07 March 2014

A Dozen Duddys

Who's the dishevelled kid with the map? Why it's Duddel, Max Kravitz's boy. You know him – he's Simcha's eynikl. At least that's how British illustrator Bernard Blatch imagined him on the jacket of the 1959 André Deutsch first edition of The Apprenticeship of Duddy Kravitz. Did Coca-Cola and 7 Up pay for product placement?

After Anne Shirley, I don't think there's a character in Canadian literature that has been drawn, painted, photographed and filmed quite so often as the lead in Richler's breakthrough work. And why not? Duddy is so large that Richler himself couldn't confine him to one novel.

Sixty-five years later, the Blatch cover remains the best, though I have a real soft spot for the 1964 British Penguin that belonged to my father.

Harmondsworth: Penguin, 1964
The Brits do Duddy best, but their fellow Europeans fail. Just look at De Leejaren van Duddy Kravitz, the 2000 Dutch translation, which casts the boychick as a Weimar Germany cabaret performer.

Amsterdam: Muntinga, 2000
The German, Die Lehrjahre des Duddy Kravitz, places our hero somewhere in Europe, far from Montreal and the Laurentians.

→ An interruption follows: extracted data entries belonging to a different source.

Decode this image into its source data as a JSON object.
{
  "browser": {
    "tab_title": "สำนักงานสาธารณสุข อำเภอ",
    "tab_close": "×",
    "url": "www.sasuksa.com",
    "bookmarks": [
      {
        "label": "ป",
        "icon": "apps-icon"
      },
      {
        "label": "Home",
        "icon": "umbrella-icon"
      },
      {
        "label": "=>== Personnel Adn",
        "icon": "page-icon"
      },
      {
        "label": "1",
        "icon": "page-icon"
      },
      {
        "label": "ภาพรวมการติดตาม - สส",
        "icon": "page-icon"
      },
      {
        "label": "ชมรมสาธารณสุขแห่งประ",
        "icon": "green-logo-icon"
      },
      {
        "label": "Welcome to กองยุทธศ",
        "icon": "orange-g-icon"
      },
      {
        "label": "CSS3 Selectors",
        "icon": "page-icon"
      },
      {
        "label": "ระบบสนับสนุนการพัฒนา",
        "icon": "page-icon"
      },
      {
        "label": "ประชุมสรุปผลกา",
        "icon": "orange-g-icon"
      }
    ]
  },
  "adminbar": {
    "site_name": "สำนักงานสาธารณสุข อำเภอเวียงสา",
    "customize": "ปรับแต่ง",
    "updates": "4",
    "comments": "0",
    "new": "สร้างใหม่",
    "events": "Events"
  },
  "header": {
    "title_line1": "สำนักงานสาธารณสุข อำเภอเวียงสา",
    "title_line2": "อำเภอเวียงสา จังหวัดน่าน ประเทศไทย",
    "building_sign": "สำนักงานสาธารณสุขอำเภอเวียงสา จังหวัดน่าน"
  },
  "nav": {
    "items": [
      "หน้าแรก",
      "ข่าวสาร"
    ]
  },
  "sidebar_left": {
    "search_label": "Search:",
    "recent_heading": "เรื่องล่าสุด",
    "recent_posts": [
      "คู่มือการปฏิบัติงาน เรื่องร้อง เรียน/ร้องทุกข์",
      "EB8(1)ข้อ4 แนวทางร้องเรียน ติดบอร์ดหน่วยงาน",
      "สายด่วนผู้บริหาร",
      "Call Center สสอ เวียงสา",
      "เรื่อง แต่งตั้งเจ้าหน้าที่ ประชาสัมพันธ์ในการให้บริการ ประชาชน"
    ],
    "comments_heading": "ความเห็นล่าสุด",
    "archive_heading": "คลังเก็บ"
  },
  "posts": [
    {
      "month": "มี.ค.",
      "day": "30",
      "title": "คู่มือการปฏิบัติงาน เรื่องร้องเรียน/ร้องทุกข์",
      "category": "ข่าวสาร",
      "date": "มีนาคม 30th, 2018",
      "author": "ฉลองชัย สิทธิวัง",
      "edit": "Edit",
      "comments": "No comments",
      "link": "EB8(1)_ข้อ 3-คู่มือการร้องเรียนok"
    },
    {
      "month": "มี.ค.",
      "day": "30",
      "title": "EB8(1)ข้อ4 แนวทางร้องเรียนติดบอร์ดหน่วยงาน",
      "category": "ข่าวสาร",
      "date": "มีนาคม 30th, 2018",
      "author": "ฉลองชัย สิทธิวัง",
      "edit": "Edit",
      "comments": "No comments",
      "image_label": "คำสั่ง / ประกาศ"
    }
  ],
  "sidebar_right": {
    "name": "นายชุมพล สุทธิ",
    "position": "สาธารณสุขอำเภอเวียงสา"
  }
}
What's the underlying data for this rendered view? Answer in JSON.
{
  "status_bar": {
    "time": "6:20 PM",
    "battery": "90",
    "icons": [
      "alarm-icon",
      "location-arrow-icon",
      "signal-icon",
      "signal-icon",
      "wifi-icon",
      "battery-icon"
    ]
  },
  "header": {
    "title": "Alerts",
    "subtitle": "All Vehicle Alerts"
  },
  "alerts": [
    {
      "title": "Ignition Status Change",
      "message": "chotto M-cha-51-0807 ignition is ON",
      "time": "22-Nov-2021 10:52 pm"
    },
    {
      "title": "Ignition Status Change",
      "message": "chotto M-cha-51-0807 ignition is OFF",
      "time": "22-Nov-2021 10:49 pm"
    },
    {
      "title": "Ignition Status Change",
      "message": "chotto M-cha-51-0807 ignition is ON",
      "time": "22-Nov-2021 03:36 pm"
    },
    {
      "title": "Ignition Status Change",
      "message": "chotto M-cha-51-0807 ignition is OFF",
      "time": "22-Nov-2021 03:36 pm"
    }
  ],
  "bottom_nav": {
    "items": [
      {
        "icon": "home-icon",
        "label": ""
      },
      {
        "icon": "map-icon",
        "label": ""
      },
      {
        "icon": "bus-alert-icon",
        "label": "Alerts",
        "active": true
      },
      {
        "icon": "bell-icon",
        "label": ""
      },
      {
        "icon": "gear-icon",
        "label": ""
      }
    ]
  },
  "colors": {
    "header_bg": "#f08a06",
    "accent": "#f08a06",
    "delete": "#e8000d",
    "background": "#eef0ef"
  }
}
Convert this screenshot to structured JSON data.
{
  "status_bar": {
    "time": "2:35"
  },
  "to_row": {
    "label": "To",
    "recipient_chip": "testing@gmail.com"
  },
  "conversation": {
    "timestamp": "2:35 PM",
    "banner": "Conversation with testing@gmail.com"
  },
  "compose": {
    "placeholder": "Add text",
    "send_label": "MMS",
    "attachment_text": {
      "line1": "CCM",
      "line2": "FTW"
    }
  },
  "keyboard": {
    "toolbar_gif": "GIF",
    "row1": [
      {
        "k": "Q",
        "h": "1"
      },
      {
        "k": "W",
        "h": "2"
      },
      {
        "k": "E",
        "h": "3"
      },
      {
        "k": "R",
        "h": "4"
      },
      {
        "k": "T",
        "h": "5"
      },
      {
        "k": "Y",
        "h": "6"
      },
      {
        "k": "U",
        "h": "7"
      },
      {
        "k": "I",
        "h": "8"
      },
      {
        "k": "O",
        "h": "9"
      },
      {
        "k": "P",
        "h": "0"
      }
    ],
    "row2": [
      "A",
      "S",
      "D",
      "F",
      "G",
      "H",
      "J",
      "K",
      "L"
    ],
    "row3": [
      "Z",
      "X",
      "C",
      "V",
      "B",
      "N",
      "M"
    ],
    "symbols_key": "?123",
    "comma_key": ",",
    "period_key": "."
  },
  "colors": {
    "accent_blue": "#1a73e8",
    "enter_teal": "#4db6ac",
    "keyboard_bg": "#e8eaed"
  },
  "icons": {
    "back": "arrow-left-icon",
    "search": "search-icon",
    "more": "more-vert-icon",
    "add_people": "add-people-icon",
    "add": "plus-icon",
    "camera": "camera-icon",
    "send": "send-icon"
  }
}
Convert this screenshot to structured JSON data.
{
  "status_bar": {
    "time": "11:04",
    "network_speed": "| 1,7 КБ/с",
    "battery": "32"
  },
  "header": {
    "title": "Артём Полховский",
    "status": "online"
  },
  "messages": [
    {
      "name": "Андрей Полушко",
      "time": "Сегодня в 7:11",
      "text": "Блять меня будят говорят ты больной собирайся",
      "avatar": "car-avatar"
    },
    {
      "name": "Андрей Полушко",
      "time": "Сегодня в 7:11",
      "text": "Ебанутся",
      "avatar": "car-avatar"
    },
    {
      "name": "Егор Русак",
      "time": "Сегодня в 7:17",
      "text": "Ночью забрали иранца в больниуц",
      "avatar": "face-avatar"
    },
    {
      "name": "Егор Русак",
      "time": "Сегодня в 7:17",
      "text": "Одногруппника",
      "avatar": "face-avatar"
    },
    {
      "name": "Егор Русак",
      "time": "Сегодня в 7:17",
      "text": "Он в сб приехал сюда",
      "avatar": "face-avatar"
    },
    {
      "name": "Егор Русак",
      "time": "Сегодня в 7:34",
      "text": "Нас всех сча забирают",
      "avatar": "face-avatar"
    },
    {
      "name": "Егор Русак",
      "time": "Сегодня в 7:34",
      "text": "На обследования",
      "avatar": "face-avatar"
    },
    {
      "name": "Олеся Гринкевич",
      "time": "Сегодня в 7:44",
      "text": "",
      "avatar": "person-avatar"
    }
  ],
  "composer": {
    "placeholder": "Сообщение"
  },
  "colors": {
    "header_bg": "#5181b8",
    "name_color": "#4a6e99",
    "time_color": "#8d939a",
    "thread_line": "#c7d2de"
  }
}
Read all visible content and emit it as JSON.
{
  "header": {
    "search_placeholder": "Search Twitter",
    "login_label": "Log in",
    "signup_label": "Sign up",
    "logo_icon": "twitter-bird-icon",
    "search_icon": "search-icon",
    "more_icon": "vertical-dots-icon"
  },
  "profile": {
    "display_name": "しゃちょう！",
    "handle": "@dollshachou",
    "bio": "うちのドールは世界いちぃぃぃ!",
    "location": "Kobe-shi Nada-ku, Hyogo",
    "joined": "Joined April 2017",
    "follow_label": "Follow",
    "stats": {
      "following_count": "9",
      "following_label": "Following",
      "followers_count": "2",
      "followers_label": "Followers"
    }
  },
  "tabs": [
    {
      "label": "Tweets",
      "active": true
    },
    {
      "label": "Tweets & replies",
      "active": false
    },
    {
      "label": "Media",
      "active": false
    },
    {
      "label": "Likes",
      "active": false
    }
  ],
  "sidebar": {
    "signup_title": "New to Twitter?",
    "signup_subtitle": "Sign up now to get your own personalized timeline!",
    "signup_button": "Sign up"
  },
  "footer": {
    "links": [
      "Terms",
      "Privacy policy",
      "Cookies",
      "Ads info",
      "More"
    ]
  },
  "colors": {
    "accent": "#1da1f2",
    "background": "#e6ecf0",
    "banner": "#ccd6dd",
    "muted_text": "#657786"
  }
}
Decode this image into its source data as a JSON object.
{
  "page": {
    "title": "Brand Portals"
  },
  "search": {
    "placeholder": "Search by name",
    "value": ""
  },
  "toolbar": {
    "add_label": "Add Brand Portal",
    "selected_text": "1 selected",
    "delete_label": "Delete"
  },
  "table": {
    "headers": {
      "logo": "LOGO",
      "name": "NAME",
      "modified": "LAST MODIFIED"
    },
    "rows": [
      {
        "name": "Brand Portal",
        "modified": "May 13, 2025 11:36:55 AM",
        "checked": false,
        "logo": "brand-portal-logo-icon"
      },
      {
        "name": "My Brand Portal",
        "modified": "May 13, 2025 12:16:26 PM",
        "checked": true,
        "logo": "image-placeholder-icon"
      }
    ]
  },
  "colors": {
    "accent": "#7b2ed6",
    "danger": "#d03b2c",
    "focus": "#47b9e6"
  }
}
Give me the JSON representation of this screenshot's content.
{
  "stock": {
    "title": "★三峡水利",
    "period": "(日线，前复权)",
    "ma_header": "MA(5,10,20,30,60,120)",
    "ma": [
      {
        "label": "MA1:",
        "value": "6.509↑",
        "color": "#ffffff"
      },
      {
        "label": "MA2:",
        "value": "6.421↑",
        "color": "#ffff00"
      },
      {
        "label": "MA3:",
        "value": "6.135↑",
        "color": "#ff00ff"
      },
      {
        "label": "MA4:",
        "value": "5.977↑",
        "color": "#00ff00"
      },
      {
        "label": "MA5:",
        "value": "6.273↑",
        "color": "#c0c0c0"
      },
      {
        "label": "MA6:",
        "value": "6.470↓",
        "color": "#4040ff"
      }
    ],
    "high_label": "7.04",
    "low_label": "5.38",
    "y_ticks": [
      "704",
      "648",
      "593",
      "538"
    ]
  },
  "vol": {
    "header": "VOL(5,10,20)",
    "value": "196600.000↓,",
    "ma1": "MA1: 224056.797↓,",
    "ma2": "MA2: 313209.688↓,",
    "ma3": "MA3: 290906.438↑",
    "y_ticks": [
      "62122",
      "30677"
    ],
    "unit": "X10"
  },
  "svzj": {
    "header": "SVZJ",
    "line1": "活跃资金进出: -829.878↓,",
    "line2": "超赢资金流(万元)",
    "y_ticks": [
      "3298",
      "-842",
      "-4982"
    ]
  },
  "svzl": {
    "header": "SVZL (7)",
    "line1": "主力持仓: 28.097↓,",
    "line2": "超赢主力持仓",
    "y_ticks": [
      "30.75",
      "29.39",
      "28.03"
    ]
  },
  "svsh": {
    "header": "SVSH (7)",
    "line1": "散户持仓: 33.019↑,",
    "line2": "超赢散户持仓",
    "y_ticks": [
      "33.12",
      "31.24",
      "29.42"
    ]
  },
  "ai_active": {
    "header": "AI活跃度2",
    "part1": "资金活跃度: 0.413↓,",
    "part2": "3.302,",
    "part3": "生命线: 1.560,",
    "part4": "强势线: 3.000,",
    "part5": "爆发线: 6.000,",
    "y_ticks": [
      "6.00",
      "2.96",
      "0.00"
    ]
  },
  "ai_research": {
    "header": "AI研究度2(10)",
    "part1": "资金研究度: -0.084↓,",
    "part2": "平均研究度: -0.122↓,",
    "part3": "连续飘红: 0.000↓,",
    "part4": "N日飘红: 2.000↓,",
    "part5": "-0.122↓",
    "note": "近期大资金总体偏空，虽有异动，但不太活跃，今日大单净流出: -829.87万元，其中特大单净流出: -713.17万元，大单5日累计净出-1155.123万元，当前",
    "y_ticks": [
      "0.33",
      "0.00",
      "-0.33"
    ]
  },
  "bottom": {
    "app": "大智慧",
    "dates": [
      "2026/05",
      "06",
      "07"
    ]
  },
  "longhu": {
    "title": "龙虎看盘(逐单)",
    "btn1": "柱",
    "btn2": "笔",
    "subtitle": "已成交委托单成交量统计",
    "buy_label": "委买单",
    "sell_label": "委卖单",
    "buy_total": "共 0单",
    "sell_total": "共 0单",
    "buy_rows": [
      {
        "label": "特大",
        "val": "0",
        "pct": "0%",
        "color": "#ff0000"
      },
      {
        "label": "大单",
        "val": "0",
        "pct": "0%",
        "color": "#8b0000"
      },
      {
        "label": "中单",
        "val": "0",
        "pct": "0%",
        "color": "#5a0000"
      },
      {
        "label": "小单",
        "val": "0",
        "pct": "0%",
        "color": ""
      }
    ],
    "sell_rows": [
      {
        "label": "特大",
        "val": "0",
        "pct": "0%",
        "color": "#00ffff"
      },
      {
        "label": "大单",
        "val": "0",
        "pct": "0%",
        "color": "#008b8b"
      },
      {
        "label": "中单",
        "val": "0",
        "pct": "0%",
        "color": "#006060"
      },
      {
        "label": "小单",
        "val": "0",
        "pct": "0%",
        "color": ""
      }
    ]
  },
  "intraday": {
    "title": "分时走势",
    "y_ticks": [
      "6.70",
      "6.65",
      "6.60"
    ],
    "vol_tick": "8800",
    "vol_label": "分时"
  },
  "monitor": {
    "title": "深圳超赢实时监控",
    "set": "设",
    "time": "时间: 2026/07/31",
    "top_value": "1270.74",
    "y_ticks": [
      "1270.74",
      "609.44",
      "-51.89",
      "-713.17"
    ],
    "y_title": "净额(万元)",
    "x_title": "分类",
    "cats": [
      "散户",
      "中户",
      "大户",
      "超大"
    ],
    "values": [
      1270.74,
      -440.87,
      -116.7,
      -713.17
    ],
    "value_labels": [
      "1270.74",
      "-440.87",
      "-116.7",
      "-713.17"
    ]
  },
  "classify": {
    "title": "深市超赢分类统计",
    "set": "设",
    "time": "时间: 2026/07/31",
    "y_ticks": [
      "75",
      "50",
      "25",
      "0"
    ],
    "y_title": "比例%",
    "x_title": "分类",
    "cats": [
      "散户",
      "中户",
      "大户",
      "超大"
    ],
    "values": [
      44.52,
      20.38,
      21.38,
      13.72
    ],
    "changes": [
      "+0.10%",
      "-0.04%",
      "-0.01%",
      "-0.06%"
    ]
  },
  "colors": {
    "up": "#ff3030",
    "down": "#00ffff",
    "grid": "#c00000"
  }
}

Frankfurt: S. Fischer Verlag, 2007
We don't actually see Duddy on the cover of L'apprendistato di Duddy Kravitz, the Italian translation, but it would appear he's manning the cash at an American liquor store.

Milan: Adelphi, 2010
What follow are seven more also rans:

New York: Ballantine, 1974
Harmondsworth: Penguin, 1974
Toronto: Penguin, 1987
Harmondsworth: Penguin, 1989
Toronto: McClelland & Stewart,  2001
Toronto: Penguin, 2005
New York: Paperback Library, 1964
"A writer of whom Canadians may be proud."
And I am!
Gee, thanks, Saturday Review.


  1. That Blatch cover is the bomb!

  2. The '87 Penguin makes it look like a YA novel and the '64 Paperback Library makes it look like a Harlequin romance, with Duddy looking all bulked up and being admired by the hot girl. Obviously they're going after different audiences. The '64 British Penguin borders on anti-Semitic with it's stereotypes. My favourites are the M&S 2001 and the Penguin 2005.They are artfully suggestive of the young man from the slums and the extent to which he'd go to realize his ambitions.